一方的な友情

 俺は映画が好きなはずだった。しかし今となっては映画にかける時間、考える時間は極僅かだ。でもこれは映画に限ったことではなく、世の中に素晴らしいといってもいいような職業(金銭が発声するかは別とする。しかしこれは趣味とは言えない範疇の話だ)があるけれど、その中の一つにでも従事できれば幸いなのだ。幾つもの芸術や楽しみに触れられる、いや、幾つものそれと手をつないでいられるほど、人間の両腕は便利には出来ていない。

 自分で書く小説内に映画を見る人、撮る人、を登場させたことが何度かある。というか、今もそんな男の子が主人公になっている。しかし俺には撮影の経験が無いので、その彼も鑑賞専門になってしまう。撮影と編集に関しての薄っぺらい、文章にするのに必要最低限といった程度の知識は持っているが、要するに俺は本格的な撮影に至るまでの情熱が無いのだろう。

 作中でゴダールのことに言及すると、俺はその少年に自分の吐き気について喋らせていた。俺はゴダールの二千一年上映作『愛の世紀』に拒否反応をしめしたのだ。あの映画は思考を、感情移入を許すような瞬間が溢れていた。その題名も嫌だった。あのへんくつ野郎が愛を探すなんて!
愛のようなものが遍在している、のなら分かるが、愛が偏在しているなんてことはありえないように思える。それは極個人的なメロドラマであるべきだ。

 今までのゴダールならばそんな間延びした時間は許さなかった。その余剰ともいえる時間は、ジャン・ユスターシュの映画、とりわけ『僕のちいさなこいびとたち』に顕著なように、演者や観客を戸惑わせるような余剰の時間、放り出された時間とは間逆の性質をしていたのだ。

 それを見て俺はとても嫌な気分になった。裏切られたような気分になった。後に見た『アワー・ミュージック』も好きになれなかったし、そういえば『ゴダールのマリア』なんて何がいいのかさっぱり分からなかった、(しかも嫌悪感さえ起きなかった)。俺は六十年代あたりのゴダールが一番好きなのか、七、八十年代の映画には喜んでついていけたけれど、もうこれからのゴダールの映画を楽しめないのかと思った。
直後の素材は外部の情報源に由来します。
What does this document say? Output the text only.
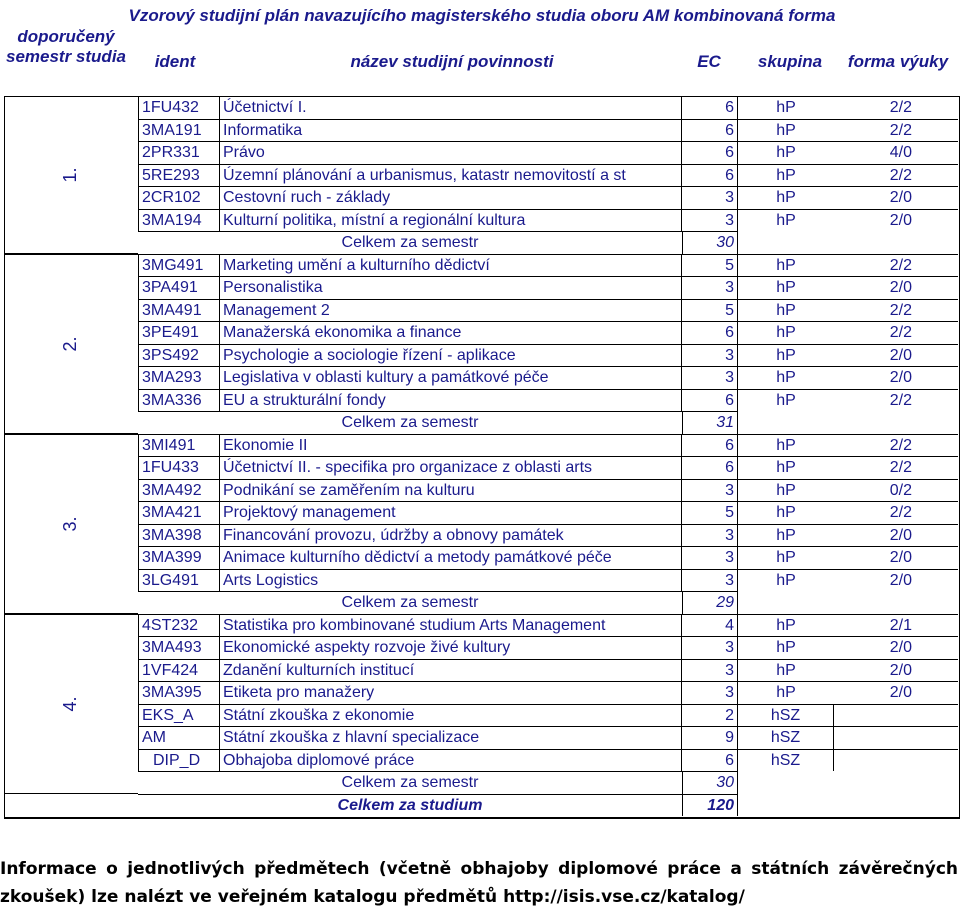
Vzorový studijní plán navazujícího magisterského studia oboru AM kombinovaná forma
doporučený semestr studia	ident	název studijní povinnosti	EC	skupina	forma výuky
1FU432	Účetnictví I.	6	hP	2/2
3MA191	Informatika	6	hP	2/2
2PR331	Právo	6	hP	4/0
5RE293	Územní plánování a urbanismus, katastr nemovitostí a st	6	hP	2/2
2CR102	Cestovní ruch - základy	3	hP	2/0
3MA194	Kulturní politika, místní a regionální kultura	3	hP	2/0
Celkem za semestr	30
1.
3MG491	Marketing umění a kulturního dědictví	5	hP	2/2
3PA491	Personalistika	3	hP	2/0
3MA491	Management 2	5	hP	2/2
3PE491	Manažerská ekonomika a finance	6	hP	2/2
3PS492	Psychologie a sociologie řízení - aplikace	3	hP	2/0
3MA293	Legislativa v oblasti kultury a památkové péče	3	hP	2/0
3MA336	EU a strukturální fondy	6	hP	2/2
Celkem za semestr	31
2.
3MI491	Ekonomie II	6	hP	2/2
1FU433	Účetnictví II. - specifika pro organizace z oblasti arts	6	hP	2/2
3MA492	Podnikání se zaměřením na kulturu	3	hP	0/2
3MA421	Projektový management	5	hP	2/2
3MA398	Financování provozu, údržby a obnovy památek	3	hP	2/0
3MA399	Animace kulturního dědictví a metody památkové péče	3	hP	2/0
3LG491	Arts Logistics	3	hP	2/0
Celkem za semestr	29
3.
4ST232	Statistika pro kombinované studium Arts Management	4	hP	2/1
3MA493	Ekonomické aspekty rozvoje živé kultury	3	hP	2/0
1VF424	Zdanění kulturních institucí	3	hP	2/0
3MA395	Etiketa pro manažery	3	hP	2/0
EKS_A	Státní zkouška z ekonomie	2	hSZ
AM	Státní zkouška z hlavní specializace	9	hSZ
DIP_D	Obhajoba diplomové práce	6	hSZ
Celkem za semestr	30
4.
Celkem za studium	120
Informace o jednotlivých předmětech (včetně obhajoby diplomové práce a státních závěrečných zkoušek) lze nalézt ve veřejném katalogu předmětů http://isis.vse.cz/katalog/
 『フォーエヴァー・モーツァルト』は九十六年に上映された映画だった。この映画は『愛の世紀』を見た後に、友人に借りて見たのだが、酷く美しかった。会話が、音素の発生源がそこにはあった。

 俺にとっての白眉はここだ。浜辺に立つ女優がアップになる。彼女は強風に煽られ、長い髪がなびく、彼女は演技をするが、監督はOKを出さずに何度も反復させる。そこには『裁かるるジャンヌ』におけるクロース・アップの神聖と恍惚があった。そしてそれは『女と男のいる舗道』における作中で『ジャンヌ』を見て涙する、情婦=ナナ=アンナ・カリーナにも通じる神々しさだった。

 この映画に関する小説を書きながら、俺は未だ映画を好きなのかもしれないと思った。で?どうすればいい?仕方が無いから小説を書くしかないだろう。